September 27, 2023: The number of copyright infringement lawsuits launching against OpenAI and other large language model (LLM) developers is related to the augmentation phenomena of AI. LLMs have a voracious appetite for data. But for the most part, the data that feeds chatbots like ChatGPT (based the GPT 3 and 4 LLM) is not the product of a license from the copyright owner. That’s a problem. Whether or not this copying activity is infringement is currently unsettled but if any of the lawsuits make it the entire way through the litigation process to a decision, there may yet be some guidance on that point. But let’s set that aside for a moment. The fact that these lawsuits are being filed against LLM developers serves illustrates the data augmentation phenomena at play: The value of the data is impacted (i.e., augmented) by the power of the technology that is applied on it. Data that was previously deemed unimportant by its owner suddenly becomes important and worth litigating over when it is exposed to AI.

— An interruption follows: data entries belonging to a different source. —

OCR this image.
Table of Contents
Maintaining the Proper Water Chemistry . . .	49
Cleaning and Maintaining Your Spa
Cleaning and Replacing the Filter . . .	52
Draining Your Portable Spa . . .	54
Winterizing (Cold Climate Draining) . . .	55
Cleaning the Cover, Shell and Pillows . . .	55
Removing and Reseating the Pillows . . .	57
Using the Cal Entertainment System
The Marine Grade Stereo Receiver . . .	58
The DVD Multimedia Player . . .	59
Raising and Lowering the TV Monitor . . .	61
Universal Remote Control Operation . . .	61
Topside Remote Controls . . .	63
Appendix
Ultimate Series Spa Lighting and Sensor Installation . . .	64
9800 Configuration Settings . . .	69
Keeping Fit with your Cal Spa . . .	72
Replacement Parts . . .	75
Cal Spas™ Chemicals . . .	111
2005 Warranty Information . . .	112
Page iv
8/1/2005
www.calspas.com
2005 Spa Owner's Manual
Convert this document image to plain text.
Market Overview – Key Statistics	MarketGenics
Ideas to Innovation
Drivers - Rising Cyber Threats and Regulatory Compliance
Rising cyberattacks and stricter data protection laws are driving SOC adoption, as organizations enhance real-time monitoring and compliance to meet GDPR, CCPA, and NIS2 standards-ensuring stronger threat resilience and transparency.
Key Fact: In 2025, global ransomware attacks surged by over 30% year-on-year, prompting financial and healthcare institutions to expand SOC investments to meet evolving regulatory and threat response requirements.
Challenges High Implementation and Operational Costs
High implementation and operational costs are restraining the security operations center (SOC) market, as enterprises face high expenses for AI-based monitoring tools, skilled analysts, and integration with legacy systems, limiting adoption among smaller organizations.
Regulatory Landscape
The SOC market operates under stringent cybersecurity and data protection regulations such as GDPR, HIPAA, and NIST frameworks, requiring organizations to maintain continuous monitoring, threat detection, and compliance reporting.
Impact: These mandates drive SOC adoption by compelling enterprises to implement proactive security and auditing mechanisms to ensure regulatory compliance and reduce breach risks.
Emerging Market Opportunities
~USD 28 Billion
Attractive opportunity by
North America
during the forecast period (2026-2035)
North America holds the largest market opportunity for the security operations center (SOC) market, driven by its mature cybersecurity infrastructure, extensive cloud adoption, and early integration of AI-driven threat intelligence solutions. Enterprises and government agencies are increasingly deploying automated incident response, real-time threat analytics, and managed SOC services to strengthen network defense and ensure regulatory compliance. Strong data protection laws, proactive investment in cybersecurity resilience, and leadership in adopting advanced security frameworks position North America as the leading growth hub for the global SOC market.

May 23, 2022: Deep learning models can lead to unintended consequences. If this behavior cannot be controlled, appropriate remedies need to be in place to mitigate the harm, through, for example, XAI. A good example of how this comes about is available from a research paper recently published in The Lancet. It reports on a finding that AI models are finding undesirable information in x-ray image learning data sets, specifically the patient’s race. What makes this particularly perplexing is that it is unclear what information the AI is honing on in the image to arrive at this conclusion, in some cases with 90% accuracy. This ties in with the latent data value discussed above, where AI generates information from previously unidentified sources.